Haftay sang tunelessly as he lunged on long, sinewy legs and struck brisk, almost yogic poses — mostly, I think, for my benefit. He skipped up the path in the same flimsy plastic shoes that practically everyone wears in that part of Ethiopia (opaque, brightly colored jellies), and every so often cracked a joke at me in Tigrayan. I nodded dumbly; Haftay and Mr. Gebremedhin, who goes by the name Mulat, laughed.
“I love this guy, he’s crazy,” Mulat said.
The air was dry and dusty in early May, when the hard red soil waits for rain that may or may not come by June. We were already more than 8,000 feet above sea level and still climbing toward the escarpment. A work crew crushed large stones into small ones, presumably to pave the road winding up the hillside from the city of Adigrat in the valley below. Three men shoveled the stones into a large truck, heaving in rhythmic unison to pass the time. As the path wound higher, its edges became ragged until it faded to dust at the top of the ridge. Haftay had led us, quite literally, to the end of the road.
We stopped to rest while Haftay, with energy far exceeding his 50 years, continued to pose and joke and sing. I asked Mulat what Haftay — whose full name is Haftay Gidey Welihet — was singing.

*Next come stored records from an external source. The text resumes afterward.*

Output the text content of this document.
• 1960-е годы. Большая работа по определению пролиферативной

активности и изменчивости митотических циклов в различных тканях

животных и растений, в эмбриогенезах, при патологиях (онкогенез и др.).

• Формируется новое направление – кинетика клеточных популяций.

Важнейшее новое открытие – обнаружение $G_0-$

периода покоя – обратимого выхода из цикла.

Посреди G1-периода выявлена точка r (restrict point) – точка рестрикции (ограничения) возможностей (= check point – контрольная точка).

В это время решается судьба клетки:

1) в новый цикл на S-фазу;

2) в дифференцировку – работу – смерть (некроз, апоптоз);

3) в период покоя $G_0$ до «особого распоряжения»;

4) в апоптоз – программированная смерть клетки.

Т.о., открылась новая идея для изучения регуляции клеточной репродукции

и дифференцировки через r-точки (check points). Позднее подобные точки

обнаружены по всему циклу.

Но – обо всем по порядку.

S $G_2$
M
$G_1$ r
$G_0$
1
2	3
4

“Oh,” he said with a shrug, “he’s making it up. Something about Adigrat.”
His timing was appropriate. We could see the town, although aside from the curve of a silver church dome — a burnished thumbnail of light in the valley behind us — it was hardly distinguishable from the ground. We’d come to an edge of Ethiopia. From Adigrat and the surrounding plateaus, the highlands drop southeast into the Danakil Depression, among the lowest points on earth. Just 22 miles north lies the long-embattled Eritrean border, and beyond that the Red Sea coast. Due west is the city of Aksum, with its 1,000-year-old granite monoliths and the chapel that, according to the Ethiopian Orthodox Church, houses the ark of the covenant.